Minneapolis-based singer Jeremy Messersmith has crafted one of the year's most endearing pop records.

courtesy of the artist

Wednesday's Pick

  • Song: "Violet!"
  • Artist: Jeremy Messersmith
  • CD: The Reluctant Graveyard
  • Genre: Pop-Rock

A local star in Minneapolis ever since his 2005 debut The Alcatraz Kid, Jeremy Messersmith seems poised to find a national audience with the last chapter of what he calls his "life-cycle trilogy." While The Alcatraz Kid deals with the difficulties of coming of age and finding an identity as a young adult — and Silver City concentrates on married life, urban living and general ennui — The Reluctant Graveyard tackles end-of-life issues and the inhabitants of a local historic cemetery. While the idea might sound morbid, Messersmith imbues his characters with life, whether they're a casket merchant ("Deathbed Salesman") or a bullet-riddled gangster ("Dillinger's Eyes"). And one listen to the four-part harmonies of "Violet!" makes The Reluctant Graveyard feel more like Teenage Symphonies to God than the collection of Smiths outtakes the album title suggests.

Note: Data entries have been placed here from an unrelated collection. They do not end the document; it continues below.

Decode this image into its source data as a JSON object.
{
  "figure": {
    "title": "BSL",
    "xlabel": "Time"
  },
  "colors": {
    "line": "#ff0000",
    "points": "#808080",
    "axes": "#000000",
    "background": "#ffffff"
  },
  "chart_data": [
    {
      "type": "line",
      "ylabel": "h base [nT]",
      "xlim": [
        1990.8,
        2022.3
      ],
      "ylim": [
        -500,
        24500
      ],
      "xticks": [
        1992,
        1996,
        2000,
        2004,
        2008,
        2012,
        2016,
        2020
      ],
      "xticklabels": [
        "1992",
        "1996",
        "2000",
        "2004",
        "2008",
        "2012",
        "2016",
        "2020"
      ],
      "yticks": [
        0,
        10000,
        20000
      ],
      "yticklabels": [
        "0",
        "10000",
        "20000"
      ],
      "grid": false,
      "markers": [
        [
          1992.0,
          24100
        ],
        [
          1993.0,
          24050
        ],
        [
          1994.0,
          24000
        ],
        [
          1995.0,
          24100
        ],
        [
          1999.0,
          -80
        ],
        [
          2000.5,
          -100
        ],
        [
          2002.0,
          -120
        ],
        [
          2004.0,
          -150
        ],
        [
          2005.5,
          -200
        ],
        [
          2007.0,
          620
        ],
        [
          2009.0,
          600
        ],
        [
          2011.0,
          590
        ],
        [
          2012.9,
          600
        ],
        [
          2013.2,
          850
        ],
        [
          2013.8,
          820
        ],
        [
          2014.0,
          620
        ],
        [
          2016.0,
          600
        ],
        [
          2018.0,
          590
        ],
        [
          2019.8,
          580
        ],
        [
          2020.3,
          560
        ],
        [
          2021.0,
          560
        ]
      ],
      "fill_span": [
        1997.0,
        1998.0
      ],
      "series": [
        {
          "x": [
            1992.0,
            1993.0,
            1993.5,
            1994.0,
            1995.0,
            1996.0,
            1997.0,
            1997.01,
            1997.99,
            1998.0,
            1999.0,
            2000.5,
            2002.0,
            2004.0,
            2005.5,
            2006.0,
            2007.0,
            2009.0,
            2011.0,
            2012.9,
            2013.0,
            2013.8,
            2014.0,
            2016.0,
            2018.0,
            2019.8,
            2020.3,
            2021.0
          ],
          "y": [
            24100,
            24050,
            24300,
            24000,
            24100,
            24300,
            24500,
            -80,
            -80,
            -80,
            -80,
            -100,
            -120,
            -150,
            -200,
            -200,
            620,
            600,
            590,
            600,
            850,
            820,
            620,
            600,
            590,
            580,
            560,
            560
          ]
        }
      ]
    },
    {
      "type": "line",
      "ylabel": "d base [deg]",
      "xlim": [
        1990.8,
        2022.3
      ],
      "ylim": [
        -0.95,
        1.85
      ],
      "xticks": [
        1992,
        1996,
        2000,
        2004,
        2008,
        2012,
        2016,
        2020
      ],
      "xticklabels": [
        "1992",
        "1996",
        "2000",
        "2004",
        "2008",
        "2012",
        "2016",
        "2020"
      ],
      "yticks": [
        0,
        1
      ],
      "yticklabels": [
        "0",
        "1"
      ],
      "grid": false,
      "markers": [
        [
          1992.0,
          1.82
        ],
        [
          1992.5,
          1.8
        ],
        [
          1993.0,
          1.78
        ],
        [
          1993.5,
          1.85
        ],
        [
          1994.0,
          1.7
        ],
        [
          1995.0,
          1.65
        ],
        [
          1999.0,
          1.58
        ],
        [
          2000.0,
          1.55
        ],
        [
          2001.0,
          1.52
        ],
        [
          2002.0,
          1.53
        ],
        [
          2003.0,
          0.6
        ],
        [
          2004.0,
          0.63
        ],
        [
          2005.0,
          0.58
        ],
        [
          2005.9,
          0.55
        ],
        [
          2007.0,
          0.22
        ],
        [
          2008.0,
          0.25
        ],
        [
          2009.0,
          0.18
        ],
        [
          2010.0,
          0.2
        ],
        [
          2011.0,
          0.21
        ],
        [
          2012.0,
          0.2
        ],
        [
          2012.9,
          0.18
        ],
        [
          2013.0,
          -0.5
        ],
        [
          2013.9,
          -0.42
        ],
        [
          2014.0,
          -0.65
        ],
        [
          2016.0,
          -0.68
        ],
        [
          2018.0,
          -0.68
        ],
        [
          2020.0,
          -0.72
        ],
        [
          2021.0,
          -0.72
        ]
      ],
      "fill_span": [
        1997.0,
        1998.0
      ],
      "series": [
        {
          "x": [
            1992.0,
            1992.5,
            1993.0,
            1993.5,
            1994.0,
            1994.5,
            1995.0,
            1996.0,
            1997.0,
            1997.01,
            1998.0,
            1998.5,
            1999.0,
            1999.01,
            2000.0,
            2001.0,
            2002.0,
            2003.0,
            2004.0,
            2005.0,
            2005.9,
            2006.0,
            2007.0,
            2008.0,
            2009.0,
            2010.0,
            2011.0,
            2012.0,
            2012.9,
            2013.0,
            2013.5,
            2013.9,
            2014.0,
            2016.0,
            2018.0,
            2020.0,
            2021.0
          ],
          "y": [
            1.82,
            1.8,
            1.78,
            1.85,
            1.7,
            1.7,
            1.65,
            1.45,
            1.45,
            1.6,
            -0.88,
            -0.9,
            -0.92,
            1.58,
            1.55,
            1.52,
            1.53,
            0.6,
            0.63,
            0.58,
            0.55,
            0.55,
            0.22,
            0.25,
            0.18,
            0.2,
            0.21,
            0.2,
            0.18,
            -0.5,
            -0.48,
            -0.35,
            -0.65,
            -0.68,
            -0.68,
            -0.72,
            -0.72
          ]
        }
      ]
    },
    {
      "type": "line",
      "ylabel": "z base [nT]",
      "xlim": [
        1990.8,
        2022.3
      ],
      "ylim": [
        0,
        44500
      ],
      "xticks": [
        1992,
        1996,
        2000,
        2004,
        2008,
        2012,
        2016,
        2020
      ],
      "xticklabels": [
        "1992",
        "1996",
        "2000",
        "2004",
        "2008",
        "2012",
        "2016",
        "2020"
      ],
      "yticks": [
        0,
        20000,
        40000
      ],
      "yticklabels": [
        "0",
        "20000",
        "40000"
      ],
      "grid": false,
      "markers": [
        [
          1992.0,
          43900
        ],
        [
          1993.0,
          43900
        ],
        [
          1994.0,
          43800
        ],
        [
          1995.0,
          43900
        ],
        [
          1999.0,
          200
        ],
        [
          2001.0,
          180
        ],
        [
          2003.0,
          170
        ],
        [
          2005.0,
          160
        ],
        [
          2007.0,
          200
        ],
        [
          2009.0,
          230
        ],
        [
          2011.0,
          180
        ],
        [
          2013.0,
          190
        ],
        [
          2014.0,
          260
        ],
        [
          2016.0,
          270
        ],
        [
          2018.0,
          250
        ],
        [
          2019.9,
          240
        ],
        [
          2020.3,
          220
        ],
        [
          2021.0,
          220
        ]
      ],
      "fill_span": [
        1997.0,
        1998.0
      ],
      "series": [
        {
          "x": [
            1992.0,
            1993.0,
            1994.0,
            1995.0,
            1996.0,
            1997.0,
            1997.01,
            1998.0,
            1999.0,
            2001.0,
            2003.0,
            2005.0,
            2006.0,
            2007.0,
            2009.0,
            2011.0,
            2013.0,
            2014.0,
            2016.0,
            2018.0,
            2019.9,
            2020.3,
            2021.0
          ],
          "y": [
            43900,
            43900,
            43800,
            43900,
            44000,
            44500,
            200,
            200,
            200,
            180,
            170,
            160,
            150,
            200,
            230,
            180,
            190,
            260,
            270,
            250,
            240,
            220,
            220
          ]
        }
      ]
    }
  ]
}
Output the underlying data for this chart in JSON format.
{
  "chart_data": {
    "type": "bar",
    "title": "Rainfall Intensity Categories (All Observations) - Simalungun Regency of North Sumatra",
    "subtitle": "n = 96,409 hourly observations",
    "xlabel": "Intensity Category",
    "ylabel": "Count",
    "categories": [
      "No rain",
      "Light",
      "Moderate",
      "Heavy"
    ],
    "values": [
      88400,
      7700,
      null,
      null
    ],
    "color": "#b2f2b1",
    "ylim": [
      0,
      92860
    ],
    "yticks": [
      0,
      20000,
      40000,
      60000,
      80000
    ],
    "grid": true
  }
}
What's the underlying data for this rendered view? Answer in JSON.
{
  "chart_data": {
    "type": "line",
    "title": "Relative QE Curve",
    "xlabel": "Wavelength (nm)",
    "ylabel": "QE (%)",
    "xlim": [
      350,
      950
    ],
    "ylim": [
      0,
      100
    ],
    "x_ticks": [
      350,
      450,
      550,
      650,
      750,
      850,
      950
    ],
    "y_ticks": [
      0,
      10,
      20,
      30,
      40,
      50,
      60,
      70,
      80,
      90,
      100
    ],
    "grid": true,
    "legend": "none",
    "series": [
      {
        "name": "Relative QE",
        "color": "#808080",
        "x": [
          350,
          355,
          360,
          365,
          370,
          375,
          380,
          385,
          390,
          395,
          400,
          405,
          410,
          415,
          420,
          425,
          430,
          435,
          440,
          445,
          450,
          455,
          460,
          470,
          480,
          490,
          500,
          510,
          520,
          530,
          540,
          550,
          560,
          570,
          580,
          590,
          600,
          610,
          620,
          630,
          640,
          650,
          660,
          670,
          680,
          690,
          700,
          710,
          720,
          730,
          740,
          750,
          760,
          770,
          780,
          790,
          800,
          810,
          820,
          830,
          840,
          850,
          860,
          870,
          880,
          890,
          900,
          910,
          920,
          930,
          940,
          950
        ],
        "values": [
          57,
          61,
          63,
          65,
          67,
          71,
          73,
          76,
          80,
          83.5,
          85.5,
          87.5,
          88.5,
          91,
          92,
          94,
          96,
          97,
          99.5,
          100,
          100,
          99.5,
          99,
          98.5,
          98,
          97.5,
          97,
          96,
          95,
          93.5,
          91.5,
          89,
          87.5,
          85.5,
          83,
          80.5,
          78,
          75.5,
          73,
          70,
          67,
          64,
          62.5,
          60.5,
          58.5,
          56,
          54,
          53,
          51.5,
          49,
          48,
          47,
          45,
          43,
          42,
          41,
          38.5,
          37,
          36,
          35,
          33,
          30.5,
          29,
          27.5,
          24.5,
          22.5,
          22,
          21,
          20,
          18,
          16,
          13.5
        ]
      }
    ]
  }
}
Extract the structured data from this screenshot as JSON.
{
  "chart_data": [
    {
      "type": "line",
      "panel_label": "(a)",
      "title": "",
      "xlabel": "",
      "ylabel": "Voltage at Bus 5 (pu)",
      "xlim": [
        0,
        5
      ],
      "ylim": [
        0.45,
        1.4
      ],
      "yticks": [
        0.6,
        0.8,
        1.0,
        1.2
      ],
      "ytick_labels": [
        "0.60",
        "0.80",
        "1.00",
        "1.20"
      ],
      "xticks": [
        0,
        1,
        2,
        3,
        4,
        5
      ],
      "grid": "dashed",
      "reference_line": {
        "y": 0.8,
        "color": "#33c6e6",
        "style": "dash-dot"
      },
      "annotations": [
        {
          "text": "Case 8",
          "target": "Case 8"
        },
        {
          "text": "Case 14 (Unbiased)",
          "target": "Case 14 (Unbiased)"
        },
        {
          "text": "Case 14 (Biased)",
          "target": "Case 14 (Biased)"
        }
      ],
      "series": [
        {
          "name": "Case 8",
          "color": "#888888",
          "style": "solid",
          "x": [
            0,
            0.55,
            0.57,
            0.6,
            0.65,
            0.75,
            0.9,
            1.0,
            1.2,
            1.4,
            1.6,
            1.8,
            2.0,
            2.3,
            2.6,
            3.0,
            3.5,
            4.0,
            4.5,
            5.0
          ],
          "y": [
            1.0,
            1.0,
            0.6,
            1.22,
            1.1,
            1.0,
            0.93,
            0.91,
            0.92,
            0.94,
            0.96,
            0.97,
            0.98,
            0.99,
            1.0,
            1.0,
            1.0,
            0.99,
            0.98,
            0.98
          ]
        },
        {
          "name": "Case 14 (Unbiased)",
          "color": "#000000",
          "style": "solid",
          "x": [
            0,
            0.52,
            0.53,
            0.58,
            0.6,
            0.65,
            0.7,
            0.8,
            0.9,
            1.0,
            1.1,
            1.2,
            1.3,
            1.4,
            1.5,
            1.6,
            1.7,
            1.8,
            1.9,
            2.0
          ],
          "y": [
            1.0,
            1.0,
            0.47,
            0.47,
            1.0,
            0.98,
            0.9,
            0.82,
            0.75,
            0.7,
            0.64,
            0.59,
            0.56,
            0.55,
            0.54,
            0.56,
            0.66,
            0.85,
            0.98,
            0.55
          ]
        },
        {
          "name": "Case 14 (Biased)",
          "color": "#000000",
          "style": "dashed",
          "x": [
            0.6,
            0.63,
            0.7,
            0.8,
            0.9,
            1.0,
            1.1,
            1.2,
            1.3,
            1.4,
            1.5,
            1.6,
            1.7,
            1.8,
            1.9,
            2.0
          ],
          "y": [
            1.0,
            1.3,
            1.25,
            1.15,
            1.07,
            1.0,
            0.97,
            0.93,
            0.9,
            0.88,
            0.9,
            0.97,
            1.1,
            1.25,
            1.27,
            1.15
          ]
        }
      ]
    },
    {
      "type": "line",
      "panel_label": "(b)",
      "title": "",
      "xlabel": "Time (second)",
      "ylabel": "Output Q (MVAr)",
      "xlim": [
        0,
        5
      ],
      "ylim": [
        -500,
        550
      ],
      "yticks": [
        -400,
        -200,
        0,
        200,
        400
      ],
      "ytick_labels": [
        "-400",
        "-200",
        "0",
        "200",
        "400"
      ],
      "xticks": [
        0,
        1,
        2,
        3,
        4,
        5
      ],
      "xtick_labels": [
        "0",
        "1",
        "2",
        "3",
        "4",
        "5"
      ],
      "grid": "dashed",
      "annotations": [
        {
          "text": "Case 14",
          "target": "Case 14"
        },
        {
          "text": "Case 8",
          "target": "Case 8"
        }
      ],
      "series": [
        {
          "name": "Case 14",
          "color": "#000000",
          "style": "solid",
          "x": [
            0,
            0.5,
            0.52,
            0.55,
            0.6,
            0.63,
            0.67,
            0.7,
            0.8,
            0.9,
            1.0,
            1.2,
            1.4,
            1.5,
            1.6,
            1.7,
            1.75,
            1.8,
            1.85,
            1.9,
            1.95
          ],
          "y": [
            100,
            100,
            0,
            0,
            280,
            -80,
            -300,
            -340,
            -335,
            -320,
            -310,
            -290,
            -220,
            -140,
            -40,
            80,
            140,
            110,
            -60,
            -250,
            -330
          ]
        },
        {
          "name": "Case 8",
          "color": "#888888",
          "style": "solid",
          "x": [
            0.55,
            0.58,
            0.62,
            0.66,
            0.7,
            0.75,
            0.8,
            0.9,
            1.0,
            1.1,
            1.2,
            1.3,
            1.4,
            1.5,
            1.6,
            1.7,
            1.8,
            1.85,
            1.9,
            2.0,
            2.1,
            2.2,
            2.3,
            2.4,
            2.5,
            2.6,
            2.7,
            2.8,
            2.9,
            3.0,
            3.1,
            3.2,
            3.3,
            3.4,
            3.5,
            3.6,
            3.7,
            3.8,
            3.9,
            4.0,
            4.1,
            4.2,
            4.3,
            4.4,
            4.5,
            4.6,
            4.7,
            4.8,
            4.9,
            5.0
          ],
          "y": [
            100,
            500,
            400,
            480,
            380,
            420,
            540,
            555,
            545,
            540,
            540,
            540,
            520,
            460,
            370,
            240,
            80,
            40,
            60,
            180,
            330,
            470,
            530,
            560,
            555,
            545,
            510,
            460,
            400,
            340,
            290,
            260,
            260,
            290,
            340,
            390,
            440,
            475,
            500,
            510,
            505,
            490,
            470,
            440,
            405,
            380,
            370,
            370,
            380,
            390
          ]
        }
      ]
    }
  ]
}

While the lush, electro-tinged Silver City highlighted his voice with delicate production, here Messersmith and sonic partner Andy Thompson (along with help from The Hang Ups' Brian Tighe on guitar and Dan Lawonn on cello and keys) craft a sound which borrows heavily from the arrangements of the best '60s pop. As with, say, Grizzly Bear, it's easy to hear hints of The Zombies, The Beach Boys, The Kinks, The Monkees, The Beatles and so on, but it doesn't sound merely derivative or winkingly ironic.

Messersmith has hinted that this might be his last album — or at least his last album of anything resembling pop songs. Here's hoping that's not the case: His craftsmanship and pop sensibilities have only been strengthened and honed over the past five years. But in the meantime, there are far worse ways to spend a summer than to revel in one of the year's sunniest and most endearing pop records.